Development of a new treatment for osteoporotic vertebral fractures using adipose-derived stem cell spheroids.

AIMS: Osteoporotic vertebral fractures substantially contribute to disability and often require surgical intervention. However, some challenges, such as implant failure and suboptimal bone regeneration, limit current treatments. Adipose-derived stem cells are promising for regenerative therapy because they are easily obtained, highly proliferative, and resistant to osteoporosis-related symptoms. This study aimed to evaluate the combined effects of osteogenic adipose-derived stem cell spheroids and β-tricalcium phosphate on vertebral bone regeneration in a rat osteoporotic vertebral fracture model. METHODS: Osteoporosis was induced in 33 rats (11 per group) by ovariectomy, and defects were created in the L4 and L5 vertebrae. Adipose-derived stem cells were spheroidized and mixed with β-tricalcium phosphate scaffolds. Groups included osteogenic spheroids, undifferentiated spheroids, and β-tricalcium phosphate alone. Bone regeneration was assessed using micro-CT, histology, and biomechanical testing at four and eight weeks. Further in vitro analyses were conducted. RESULTS: The osteogenic spheroid group showed significantly higher bone mass, fusion score, and mechanical strength than the control group did. Histological analysis revealed enhanced new bone formation and β-tricalcium phosphate integration. Gene expression analysis revealed osteogenic marker (alkaline phosphatase (ALP), osteocalcin (OCN), and runt-related transcription factor 2 (Runx2)) and regenerative factor (bone morphogenetic protein 7 (BMP-7), insulin-like growth factor 1 (IGF-1), hepatocyte growth factor 1 (HGF-1), and octamer-binding transcription factor4 (Oct4) upregulation, along with reduced apoptosis. Further, adipose-derived stem cell survival was confirmed at the repair site.
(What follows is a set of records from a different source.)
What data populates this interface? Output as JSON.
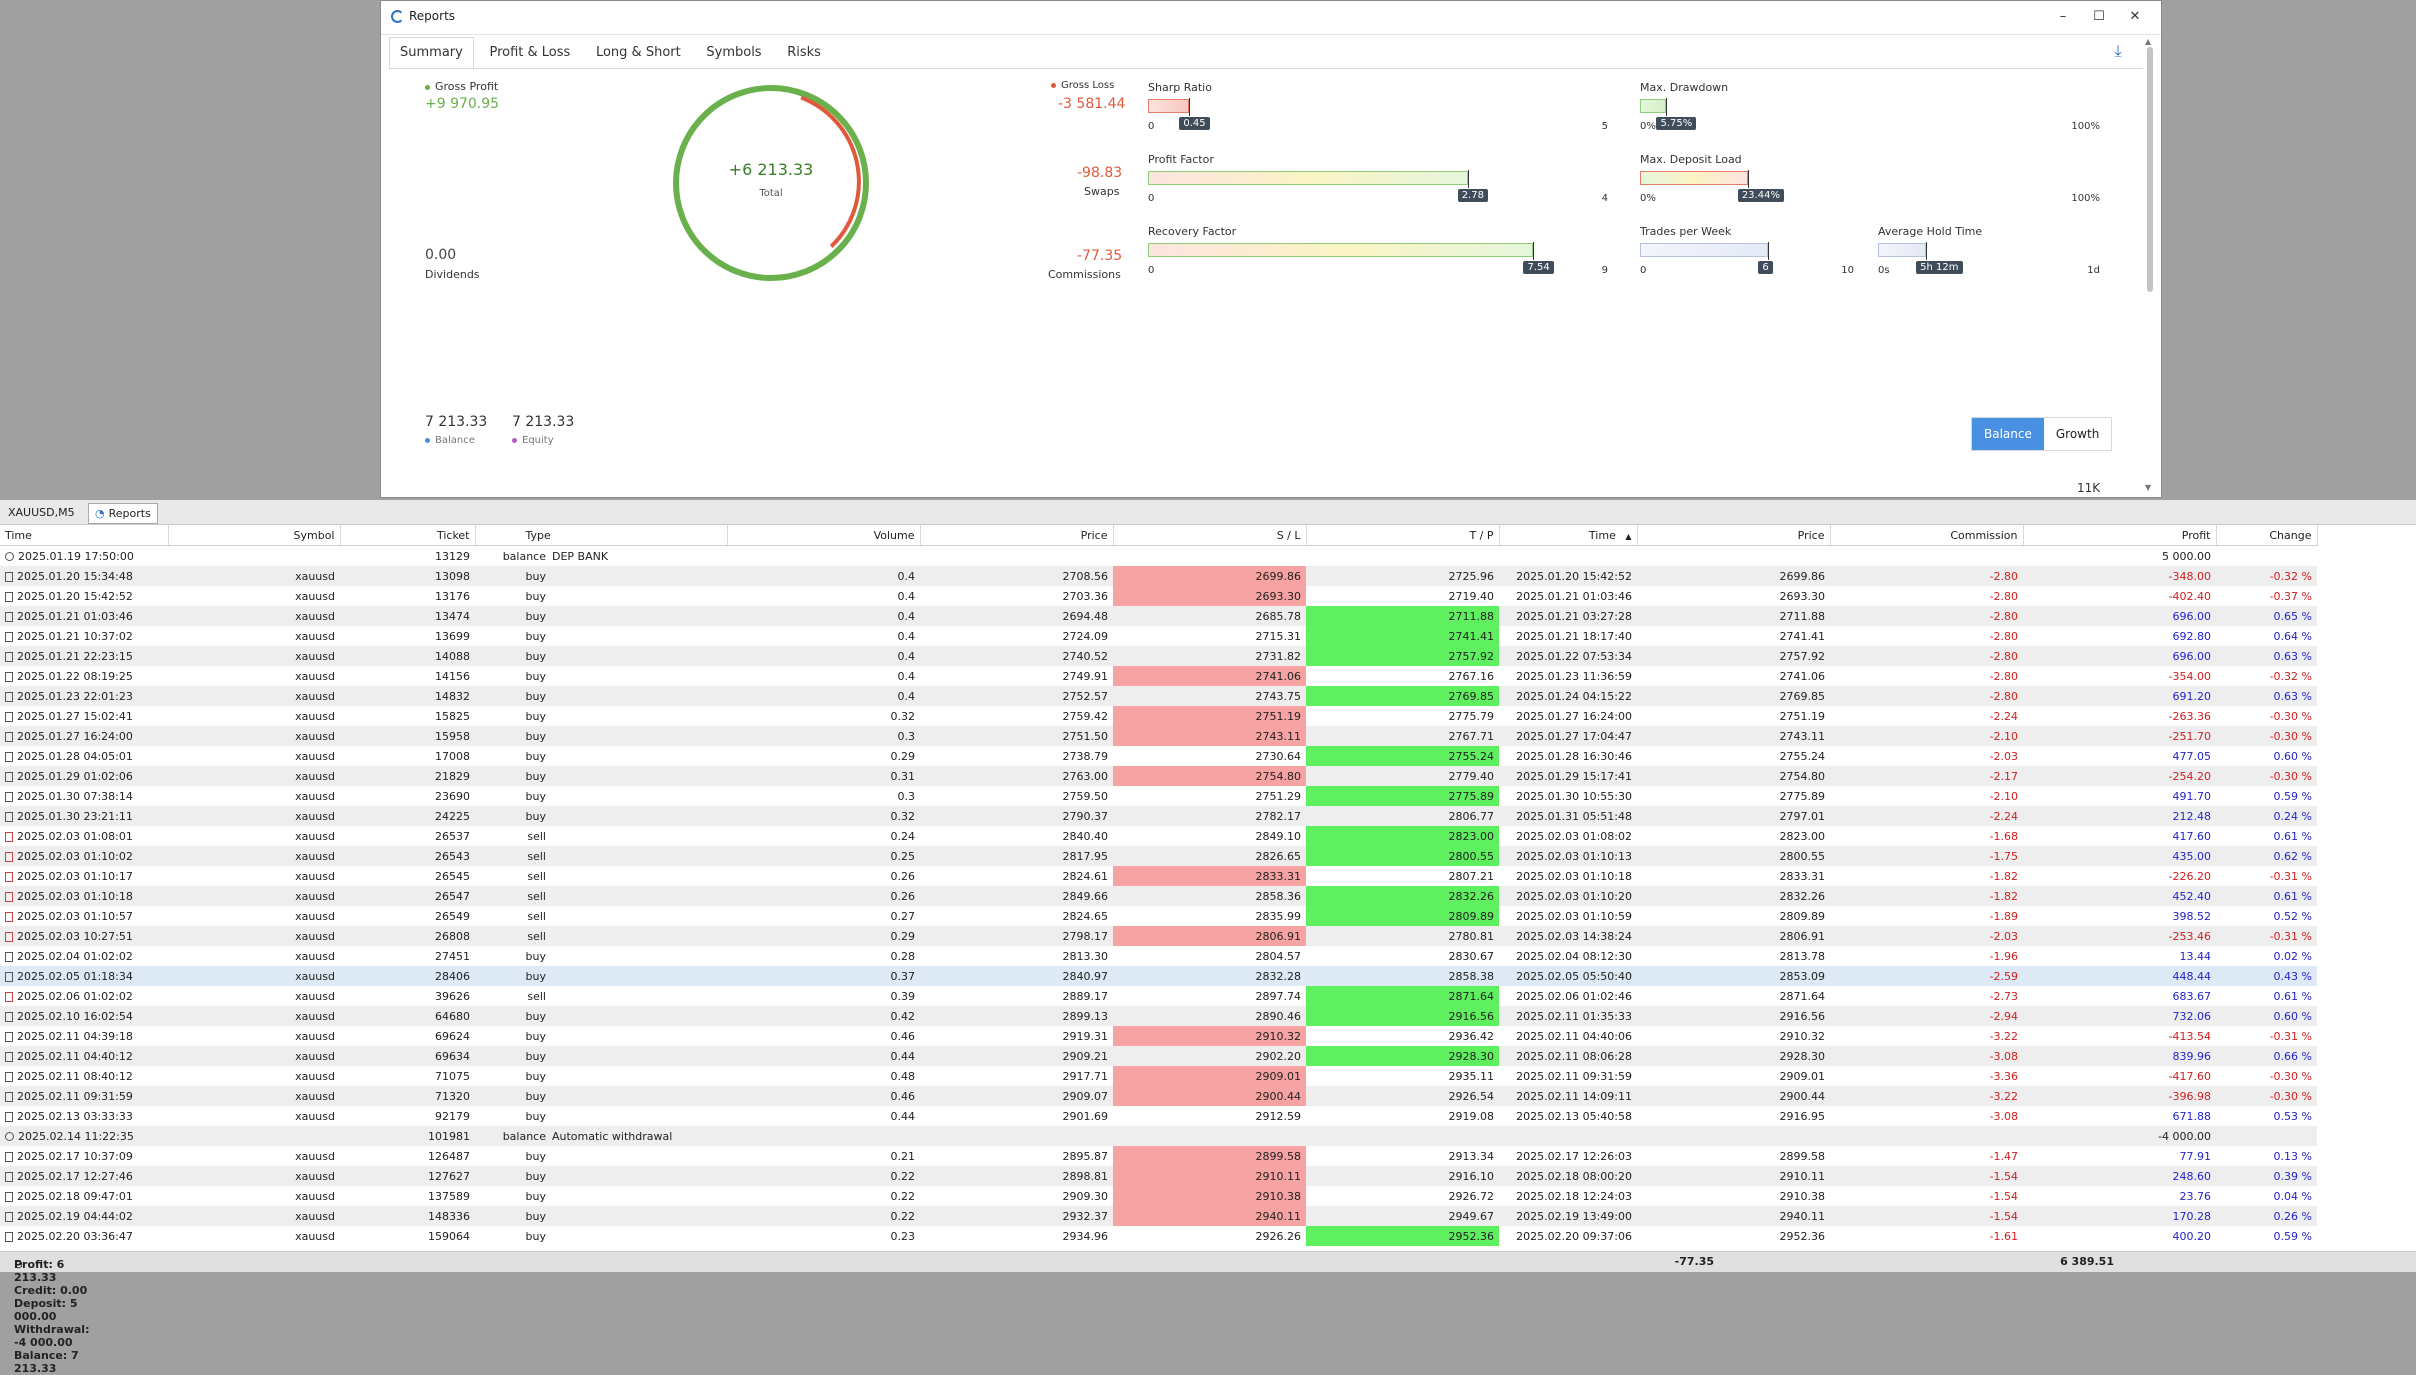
{
  "window": {
    "title": "Reports",
    "minimize": "–",
    "maximize": "☐",
    "close": "✕"
  },
  "tabs": [
    "Summary",
    "Profit & Loss",
    "Long & Short",
    "Symbols",
    "Risks"
  ],
  "summary": {
    "gross_profit_label": "Gross Profit",
    "gross_profit": "+9 970.95",
    "dividends_value": "0.00",
    "dividends_label": "Dividends",
    "total_value": "+6 213.33",
    "total_label": "Total",
    "gross_loss_label": "Gross Loss",
    "gross_loss": "-3 581.44",
    "swaps_value": "-98.83",
    "swaps_label": "Swaps",
    "commissions_value": "-77.35",
    "commissions_label": "Commissions",
    "balance_value": "7 213.33",
    "balance_label": "Balance",
    "equity_value": "7 213.33",
    "equity_label": "Equity",
    "btn_balance": "Balance",
    "btn_growth": "Growth",
    "axis_11k": "11K",
    "colors": {
      "profit": "#6ab04c",
      "loss": "#e05a3a",
      "balance": "#4a90e2",
      "equity": "#b05cc8"
    }
  },
  "meters": {
    "sharp": {
      "title": "Sharp Ratio",
      "value": "0.45",
      "min": "0",
      "max": "5",
      "fraction": 0.09
    },
    "pf": {
      "title": "Profit Factor",
      "value": "2.78",
      "min": "0",
      "max": "4",
      "fraction": 0.695
    },
    "rf": {
      "title": "Recovery Factor",
      "value": "7.54",
      "min": "0",
      "max": "9",
      "fraction": 0.838
    },
    "dd": {
      "title": "Max. Drawdown",
      "value": "5.75%",
      "min": "0%",
      "max": "100%",
      "fraction": 0.0575
    },
    "dl": {
      "title": "Max. Deposit Load",
      "value": "23.44%",
      "min": "0%",
      "max": "100%",
      "fraction": 0.2344
    },
    "tw": {
      "title": "Trades per Week",
      "value": "6",
      "min": "0",
      "max": "10",
      "fraction": 0.6
    },
    "ht": {
      "title": "Average Hold Time",
      "value": "5h 12m",
      "min": "0s",
      "max": "1d",
      "fraction": 0.217
    }
  },
  "bottom_tabs": [
    "XAUUSD,M5",
    "Reports"
  ],
  "columns": [
    "Time",
    "Symbol",
    "Ticket",
    "Type",
    "Volume",
    "Price",
    "S / L",
    "T / P",
    "Time",
    "Price",
    "Commission",
    "Profit",
    "Change"
  ],
  "rows": [
    {
      "k": "bal",
      "t": "2025.01.19 17:50:00",
      "sym": "",
      "tk": "13129",
      "ty": "balance",
      "cm": "DEP BANK",
      "profit": "5 000.00"
    },
    {
      "k": "buy",
      "t": "2025.01.20 15:34:48",
      "sym": "xauusd",
      "tk": "13098",
      "ty": "buy",
      "vol": "0.4",
      "pr": "2708.56",
      "sl": "2699.86",
      "slh": true,
      "tp": "2725.96",
      "tph": false,
      "t2": "2025.01.20 15:42:52",
      "p2": "2699.86",
      "com": "-2.80",
      "profit": "-348.00",
      "pn": true,
      "chg": "-0.32 %"
    },
    {
      "k": "buy",
      "t": "2025.01.20 15:42:52",
      "sym": "xauusd",
      "tk": "13176",
      "ty": "buy",
      "vol": "0.4",
      "pr": "2703.36",
      "sl": "2693.30",
      "slh": true,
      "tp": "2719.40",
      "tph": false,
      "t2": "2025.01.21 01:03:46",
      "p2": "2693.30",
      "com": "-2.80",
      "profit": "-402.40",
      "pn": true,
      "chg": "-0.37 %"
    },
    {
      "k": "buy",
      "t": "2025.01.21 01:03:46",
      "sym": "xauusd",
      "tk": "13474",
      "ty": "buy",
      "vol": "0.4",
      "pr": "2694.48",
      "sl": "2685.78",
      "slh": false,
      "tp": "2711.88",
      "tph": true,
      "t2": "2025.01.21 03:27:28",
      "p2": "2711.88",
      "com": "-2.80",
      "profit": "696.00",
      "pn": false,
      "chg": "0.65 %"
    },
    {
      "k": "buy",
      "t": "2025.01.21 10:37:02",
      "sym": "xauusd",
      "tk": "13699",
      "ty": "buy",
      "vol": "0.4",
      "pr": "2724.09",
      "sl": "2715.31",
      "slh": false,
      "tp": "2741.41",
      "tph": true,
      "t2": "2025.01.21 18:17:40",
      "p2": "2741.41",
      "com": "-2.80",
      "profit": "692.80",
      "pn": false,
      "chg": "0.64 %"
    },
    {
      "k": "buy",
      "t": "2025.01.21 22:23:15",
      "sym": "xauusd",
      "tk": "14088",
      "ty": "buy",
      "vol": "0.4",
      "pr": "2740.52",
      "sl": "2731.82",
      "slh": false,
      "tp": "2757.92",
      "tph": true,
      "t2": "2025.01.22 07:53:34",
      "p2": "2757.92",
      "com": "-2.80",
      "profit": "696.00",
      "pn": false,
      "chg": "0.63 %"
    },
    {
      "k": "buy",
      "t": "2025.01.22 08:19:25",
      "sym": "xauusd",
      "tk": "14156",
      "ty": "buy",
      "vol": "0.4",
      "pr": "2749.91",
      "sl": "2741.06",
      "slh": true,
      "tp": "2767.16",
      "tph": false,
      "t2": "2025.01.23 11:36:59",
      "p2": "2741.06",
      "com": "-2.80",
      "profit": "-354.00",
      "pn": true,
      "chg": "-0.32 %"
    },
    {
      "k": "buy",
      "t": "2025.01.23 22:01:23",
      "sym": "xauusd",
      "tk": "14832",
      "ty": "buy",
      "vol": "0.4",
      "pr": "2752.57",
      "sl": "2743.75",
      "slh": false,
      "tp": "2769.85",
      "tph": true,
      "t2": "2025.01.24 04:15:22",
      "p2": "2769.85",
      "com": "-2.80",
      "profit": "691.20",
      "pn": false,
      "chg": "0.63 %"
    },
    {
      "k": "buy",
      "t": "2025.01.27 15:02:41",
      "sym": "xauusd",
      "tk": "15825",
      "ty": "buy",
      "vol": "0.32",
      "pr": "2759.42",
      "sl": "2751.19",
      "slh": true,
      "tp": "2775.79",
      "tph": false,
      "t2": "2025.01.27 16:24:00",
      "p2": "2751.19",
      "com": "-2.24",
      "profit": "-263.36",
      "pn": true,
      "chg": "-0.30 %"
    },
    {
      "k": "buy",
      "t": "2025.01.27 16:24:00",
      "sym": "xauusd",
      "tk": "15958",
      "ty": "buy",
      "vol": "0.3",
      "pr": "2751.50",
      "sl": "2743.11",
      "slh": true,
      "tp": "2767.71",
      "tph": false,
      "t2": "2025.01.27 17:04:47",
      "p2": "2743.11",
      "com": "-2.10",
      "profit": "-251.70",
      "pn": true,
      "chg": "-0.30 %"
    },
    {
      "k": "buy",
      "t": "2025.01.28 04:05:01",
      "sym": "xauusd",
      "tk": "17008",
      "ty": "buy",
      "vol": "0.29",
      "pr": "2738.79",
      "sl": "2730.64",
      "slh": false,
      "tp": "2755.24",
      "tph": true,
      "t2": "2025.01.28 16:30:46",
      "p2": "2755.24",
      "com": "-2.03",
      "profit": "477.05",
      "pn": false,
      "chg": "0.60 %"
    },
    {
      "k": "buy",
      "t": "2025.01.29 01:02:06",
      "sym": "xauusd",
      "tk": "21829",
      "ty": "buy",
      "vol": "0.31",
      "pr": "2763.00",
      "sl": "2754.80",
      "slh": true,
      "tp": "2779.40",
      "tph": false,
      "t2": "2025.01.29 15:17:41",
      "p2": "2754.80",
      "com": "-2.17",
      "profit": "-254.20",
      "pn": true,
      "chg": "-0.30 %"
    },
    {
      "k": "buy",
      "t": "2025.01.30 07:38:14",
      "sym": "xauusd",
      "tk": "23690",
      "ty": "buy",
      "vol": "0.3",
      "pr": "2759.50",
      "sl": "2751.29",
      "slh": false,
      "tp": "2775.89",
      "tph": true,
      "t2": "2025.01.30 10:55:30",
      "p2": "2775.89",
      "com": "-2.10",
      "profit": "491.70",
      "pn": false,
      "chg": "0.59 %"
    },
    {
      "k": "buy",
      "t": "2025.01.30 23:21:11",
      "sym": "xauusd",
      "tk": "24225",
      "ty": "buy",
      "vol": "0.32",
      "pr": "2790.37",
      "sl": "2782.17",
      "slh": false,
      "tp": "2806.77",
      "tph": false,
      "t2": "2025.01.31 05:51:48",
      "p2": "2797.01",
      "com": "-2.24",
      "profit": "212.48",
      "pn": false,
      "chg": "0.24 %"
    },
    {
      "k": "sell",
      "t": "2025.02.03 01:08:01",
      "sym": "xauusd",
      "tk": "26537",
      "ty": "sell",
      "vol": "0.24",
      "pr": "2840.40",
      "sl": "2849.10",
      "slh": false,
      "tp": "2823.00",
      "tph": true,
      "t2": "2025.02.03 01:08:02",
      "p2": "2823.00",
      "com": "-1.68",
      "profit": "417.60",
      "pn": false,
      "chg": "0.61 %"
    },
    {
      "k": "sell",
      "t": "2025.02.03 01:10:02",
      "sym": "xauusd",
      "tk": "26543",
      "ty": "sell",
      "vol": "0.25",
      "pr": "2817.95",
      "sl": "2826.65",
      "slh": false,
      "tp": "2800.55",
      "tph": true,
      "t2": "2025.02.03 01:10:13",
      "p2": "2800.55",
      "com": "-1.75",
      "profit": "435.00",
      "pn": false,
      "chg": "0.62 %"
    },
    {
      "k": "sell",
      "t": "2025.02.03 01:10:17",
      "sym": "xauusd",
      "tk": "26545",
      "ty": "sell",
      "vol": "0.26",
      "pr": "2824.61",
      "sl": "2833.31",
      "slh": true,
      "tp": "2807.21",
      "tph": false,
      "t2": "2025.02.03 01:10:18",
      "p2": "2833.31",
      "com": "-1.82",
      "profit": "-226.20",
      "pn": true,
      "chg": "-0.31 %"
    },
    {
      "k": "sell",
      "t": "2025.02.03 01:10:18",
      "sym": "xauusd",
      "tk": "26547",
      "ty": "sell",
      "vol": "0.26",
      "pr": "2849.66",
      "sl": "2858.36",
      "slh": false,
      "tp": "2832.26",
      "tph": true,
      "t2": "2025.02.03 01:10:20",
      "p2": "2832.26",
      "com": "-1.82",
      "profit": "452.40",
      "pn": false,
      "chg": "0.61 %"
    },
    {
      "k": "sell",
      "t": "2025.02.03 01:10:57",
      "sym": "xauusd",
      "tk": "26549",
      "ty": "sell",
      "vol": "0.27",
      "pr": "2824.65",
      "sl": "2835.99",
      "slh": false,
      "tp": "2809.89",
      "tph": true,
      "t2": "2025.02.03 01:10:59",
      "p2": "2809.89",
      "com": "-1.89",
      "profit": "398.52",
      "pn": false,
      "chg": "0.52 %"
    },
    {
      "k": "sell",
      "t": "2025.02.03 10:27:51",
      "sym": "xauusd",
      "tk": "26808",
      "ty": "sell",
      "vol": "0.29",
      "pr": "2798.17",
      "sl": "2806.91",
      "slh": true,
      "tp": "2780.81",
      "tph": false,
      "t2": "2025.02.03 14:38:24",
      "p2": "2806.91",
      "com": "-2.03",
      "profit": "-253.46",
      "pn": true,
      "chg": "-0.31 %"
    },
    {
      "k": "buy",
      "t": "2025.02.04 01:02:02",
      "sym": "xauusd",
      "tk": "27451",
      "ty": "buy",
      "vol": "0.28",
      "pr": "2813.30",
      "sl": "2804.57",
      "slh": false,
      "tp": "2830.67",
      "tph": false,
      "t2": "2025.02.04 08:12:30",
      "p2": "2813.78",
      "com": "-1.96",
      "profit": "13.44",
      "pn": false,
      "chg": "0.02 %"
    },
    {
      "k": "buy",
      "hl": true,
      "t": "2025.02.05 01:18:34",
      "sym": "xauusd",
      "tk": "28406",
      "ty": "buy",
      "vol": "0.37",
      "pr": "2840.97",
      "sl": "2832.28",
      "slh": false,
      "tp": "2858.38",
      "tph": false,
      "t2": "2025.02.05 05:50:40",
      "p2": "2853.09",
      "com": "-2.59",
      "profit": "448.44",
      "pn": false,
      "chg": "0.43 %"
    },
    {
      "k": "sell",
      "t": "2025.02.06 01:02:02",
      "sym": "xauusd",
      "tk": "39626",
      "ty": "sell",
      "vol": "0.39",
      "pr": "2889.17",
      "sl": "2897.74",
      "slh": false,
      "tp": "2871.64",
      "tph": true,
      "t2": "2025.02.06 01:02:46",
      "p2": "2871.64",
      "com": "-2.73",
      "profit": "683.67",
      "pn": false,
      "chg": "0.61 %"
    },
    {
      "k": "buy",
      "t": "2025.02.10 16:02:54",
      "sym": "xauusd",
      "tk": "64680",
      "ty": "buy",
      "vol": "0.42",
      "pr": "2899.13",
      "sl": "2890.46",
      "slh": false,
      "tp": "2916.56",
      "tph": true,
      "t2": "2025.02.11 01:35:33",
      "p2": "2916.56",
      "com": "-2.94",
      "profit": "732.06",
      "pn": false,
      "chg": "0.60 %"
    },
    {
      "k": "buy",
      "t": "2025.02.11 04:39:18",
      "sym": "xauusd",
      "tk": "69624",
      "ty": "buy",
      "vol": "0.46",
      "pr": "2919.31",
      "sl": "2910.32",
      "slh": true,
      "tp": "2936.42",
      "tph": false,
      "t2": "2025.02.11 04:40:06",
      "p2": "2910.32",
      "com": "-3.22",
      "profit": "-413.54",
      "pn": true,
      "chg": "-0.31 %"
    },
    {
      "k": "buy",
      "t": "2025.02.11 04:40:12",
      "sym": "xauusd",
      "tk": "69634",
      "ty": "buy",
      "vol": "0.44",
      "pr": "2909.21",
      "sl": "2902.20",
      "slh": false,
      "tp": "2928.30",
      "tph": true,
      "t2": "2025.02.11 08:06:28",
      "p2": "2928.30",
      "com": "-3.08",
      "profit": "839.96",
      "pn": false,
      "chg": "0.66 %"
    },
    {
      "k": "buy",
      "t": "2025.02.11 08:40:12",
      "sym": "xauusd",
      "tk": "71075",
      "ty": "buy",
      "vol": "0.48",
      "pr": "2917.71",
      "sl": "2909.01",
      "slh": true,
      "tp": "2935.11",
      "tph": false,
      "t2": "2025.02.11 09:31:59",
      "p2": "2909.01",
      "com": "-3.36",
      "profit": "-417.60",
      "pn": true,
      "chg": "-0.30 %"
    },
    {
      "k": "buy",
      "t": "2025.02.11 09:31:59",
      "sym": "xauusd",
      "tk": "71320",
      "ty": "buy",
      "vol": "0.46",
      "pr": "2909.07",
      "sl": "2900.44",
      "slh": true,
      "tp": "2926.54",
      "tph": false,
      "t2": "2025.02.11 14:09:11",
      "p2": "2900.44",
      "com": "-3.22",
      "profit": "-396.98",
      "pn": true,
      "chg": "-0.30 %"
    },
    {
      "k": "buy",
      "t": "2025.02.13 03:33:33",
      "sym": "xauusd",
      "tk": "92179",
      "ty": "buy",
      "vol": "0.44",
      "pr": "2901.69",
      "sl": "2912.59",
      "slh": false,
      "tp": "2919.08",
      "tph": false,
      "t2": "2025.02.13 05:40:58",
      "p2": "2916.95",
      "com": "-3.08",
      "profit": "671.88",
      "pn": false,
      "chg": "0.53 %"
    },
    {
      "k": "bal",
      "t": "2025.02.14 11:22:35",
      "sym": "",
      "tk": "101981",
      "ty": "balance",
      "cm": "Automatic withdrawal",
      "profit": "-4 000.00"
    },
    {
      "k": "buy",
      "t": "2025.02.17 10:37:09",
      "sym": "xauusd",
      "tk": "126487",
      "ty": "buy",
      "vol": "0.21",
      "pr": "2895.87",
      "sl": "2899.58",
      "slh": true,
      "tp": "2913.34",
      "tph": false,
      "t2": "2025.02.17 12:26:03",
      "p2": "2899.58",
      "com": "-1.47",
      "profit": "77.91",
      "pn": false,
      "chg": "0.13 %"
    },
    {
      "k": "buy",
      "t": "2025.02.17 12:27:46",
      "sym": "xauusd",
      "tk": "127627",
      "ty": "buy",
      "vol": "0.22",
      "pr": "2898.81",
      "sl": "2910.11",
      "slh": true,
      "tp": "2916.10",
      "tph": false,
      "t2": "2025.02.18 08:00:20",
      "p2": "2910.11",
      "com": "-1.54",
      "profit": "248.60",
      "pn": false,
      "chg": "0.39 %"
    },
    {
      "k": "buy",
      "t": "2025.02.18 09:47:01",
      "sym": "xauusd",
      "tk": "137589",
      "ty": "buy",
      "vol": "0.22",
      "pr": "2909.30",
      "sl": "2910.38",
      "slh": true,
      "tp": "2926.72",
      "tph": false,
      "t2": "2025.02.18 12:24:03",
      "p2": "2910.38",
      "com": "-1.54",
      "profit": "23.76",
      "pn": false,
      "chg": "0.04 %"
    },
    {
      "k": "buy",
      "t": "2025.02.19 04:44:02",
      "sym": "xauusd",
      "tk": "148336",
      "ty": "buy",
      "vol": "0.22",
      "pr": "2932.37",
      "sl": "2940.11",
      "slh": true,
      "tp": "2949.67",
      "tph": false,
      "t2": "2025.02.19 13:49:00",
      "p2": "2940.11",
      "com": "-1.54",
      "profit": "170.28",
      "pn": false,
      "chg": "0.26 %"
    },
    {
      "k": "buy",
      "t": "2025.02.20 03:36:47",
      "sym": "xauusd",
      "tk": "159064",
      "ty": "buy",
      "vol": "0.23",
      "pr": "2934.96",
      "sl": "2926.26",
      "slh": false,
      "tp": "2952.36",
      "tph": true,
      "t2": "2025.02.20 09:37:06",
      "p2": "2952.36",
      "com": "-1.61",
      "profit": "400.20",
      "pn": false,
      "chg": "0.59 %"
    }
  ],
  "footer": {
    "summary": "Profit: 6 213.33  Credit: 0.00  Deposit: 5 000.00  Withdrawal: -4 000.00  Balance: 7 213.33",
    "commission": "-77.35",
    "profit": "6 389.51"
  }
}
These results indicate that adipose-derived stem cells contribute to both paracrine and direct osteogenesis. CONCLUSION: Combining osteogenic adipose-derived stem cell spheroids with β-tricalcium phosphate scaffolds effectively promotes vertebral bone regeneration in osteoporotic vertebral fracture. This approach is a promising strategy for improving osteoporotic fracture repair with potential clinical applications.